Other reviews were more mixed. In The Observer Kate Kellaway wrote that "at times there is an oddity about this book, a curious sense of separation between the suffering younger self and the aloof older self", but concluded that "Freeman is a brave, illuminating and meticulous reporter, and uses her experience wisely". The article was subsequently republished online by The Guardian. For the New Statesman Megan Nolan wrote that "Freeman is very good on the incoherent rage that sick teenage girls feel toward their mothers" but that "The problem with Good Girls as a whole is the attempt to provide a thesis rather than allowing the subjective account to stand alone". In The Irish Times Sarah Moss commended Freeman's account as "vivid, rich in the detail of hospital routines and privations", but criticised the book for being "dismissive of the kind of disordered eating that only ruins women’s lives rather than threatening them". She concluded that "Freeman’s powerful announcements of her recovery are counterbalanced if not undermined by these flashes of something uncomfortably like pride and even nostalgia, which could be interesting literary ambivalence if the material weren’t so dangerous to some of its intended readers". Reviewing for The Daily Telegraph Emma Seaber commended Freeman for a compelling personal account, but sharply criticised the book as "[following] a well-trodden path to an intellectual dead-end" and "[containing] numerous errors", including "gross distortions". In a review for Undark Magazine Frieda Klotz placed the book in a wider context of previous views on anorexia, writing that "Freeman’s book brings to the genre a blend of humor, humanity, and reporting driven by a very personal curiosity" before concluding that "even experience cannot fully illuminate the condition".

Writing in The Critic Victoria Smith reviewed both Freeman's book and other reviews of it.

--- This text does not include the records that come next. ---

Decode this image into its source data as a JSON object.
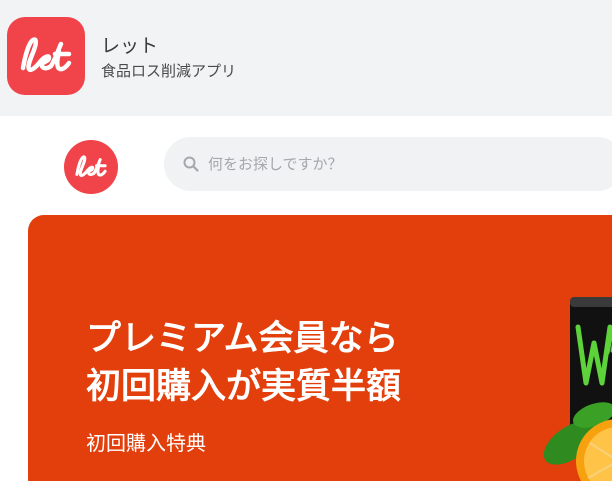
{
  "app": {
    "name": "レット",
    "subtitle": "食品ロス削減アプリ",
    "icon_logo_text": "let"
  },
  "header": {
    "logo_text": "let",
    "search": {
      "placeholder": "何をお探しですか？",
      "icon": "search-icon"
    }
  },
  "banner": {
    "title_line1": "プレミアム会員なら",
    "title_line2": "初回購入が実質半額",
    "subtitle": "初回購入特典",
    "background": "#e23f0c"
  },
  "colors": {
    "brand": "#f0444a",
    "appbar_bg": "#f2f3f5",
    "search_bg": "#f1f2f3"
  }
}
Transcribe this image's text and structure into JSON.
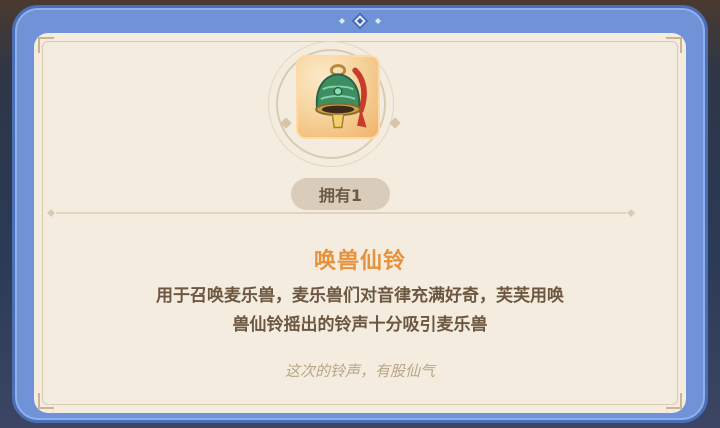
{
  "item": {
    "icon": "bell-icon",
    "owned_label": "拥有1",
    "name": "唤兽仙铃",
    "description_line1": "用于召唤麦乐兽，麦乐兽们对音律充满好奇，芙芙用唤",
    "description_line2": "兽仙铃摇出的铃声十分吸引麦乐兽",
    "flavor_text": "这次的铃声，有股仙气"
  },
  "colors": {
    "frame": "#6f93d6",
    "panel": "#f3ecdf",
    "title": "#e7923b",
    "description": "#6d5741",
    "flavor": "#b9a588",
    "card": "#f0a04a"
  }
}
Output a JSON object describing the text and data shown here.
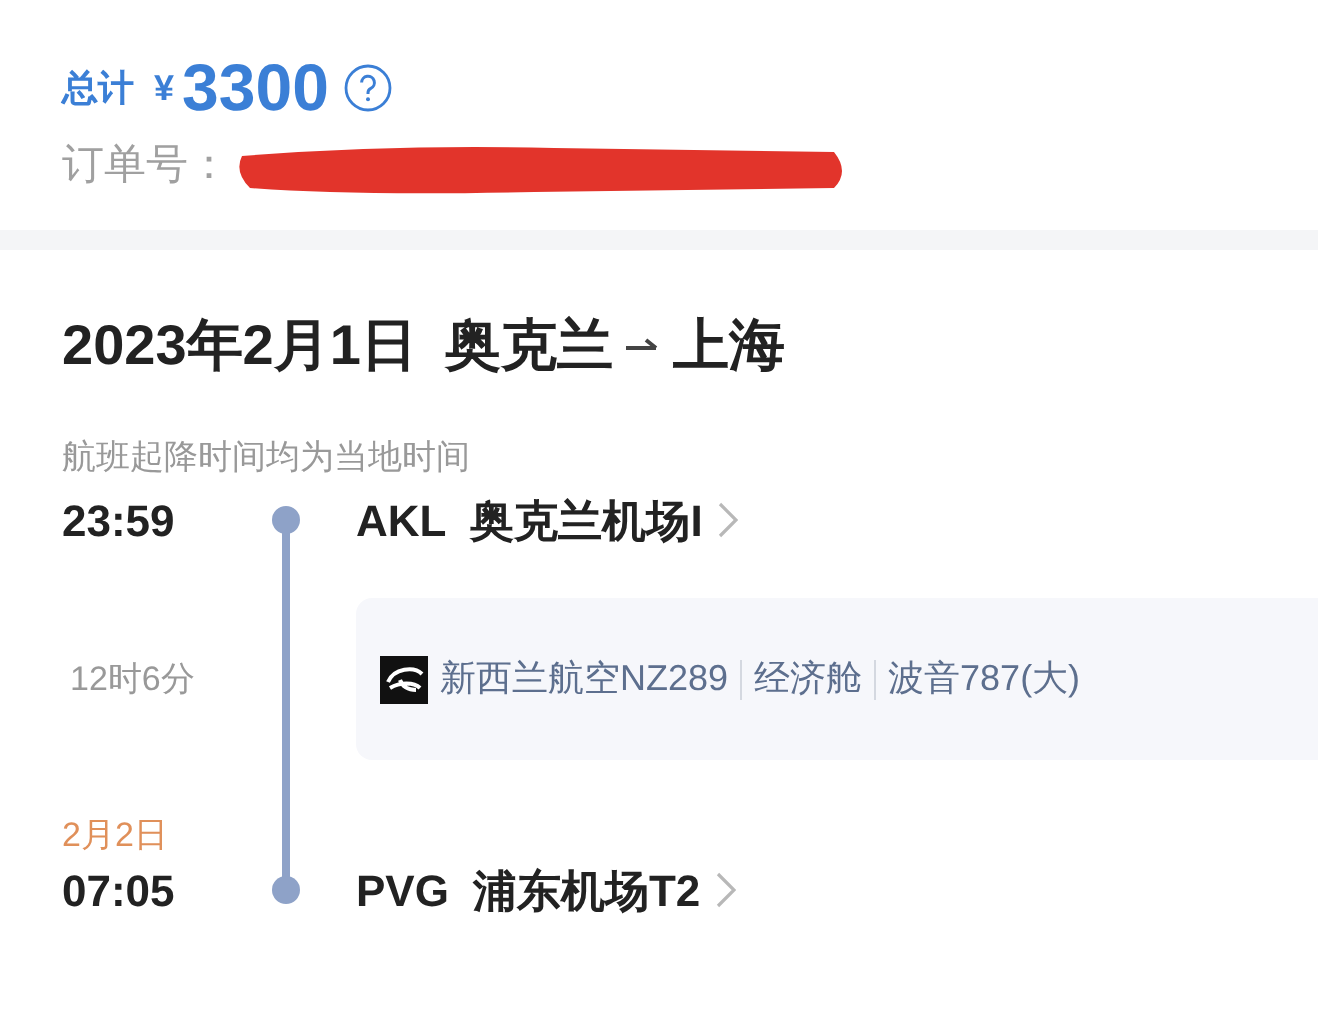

She notes that "most of the responses to Freeman's book have been extremely, deservedly positive" but that "I have noticed some claims that her failure to end it neatly, showing instead the ups and downs of the post-anorexia years, the raggedness of trying to catch up on an adolescence already missed, render the story itself flawed". Smith recounts her own experience of anorexia and supports Freeman's approach: "That isn’t how we live and grow as social beings. We cannot exchange one trap for another, telling ourselves that this trap is healthy, the other, sick." Smith also discusses criticisms of Freeman drawing comparisons between anorexia and gender dysphoria, concluding that "If critics of Good Girls want to claim neither anorexia nor gender dysphoria are political, they are doing a good job of demonstrating the opposite".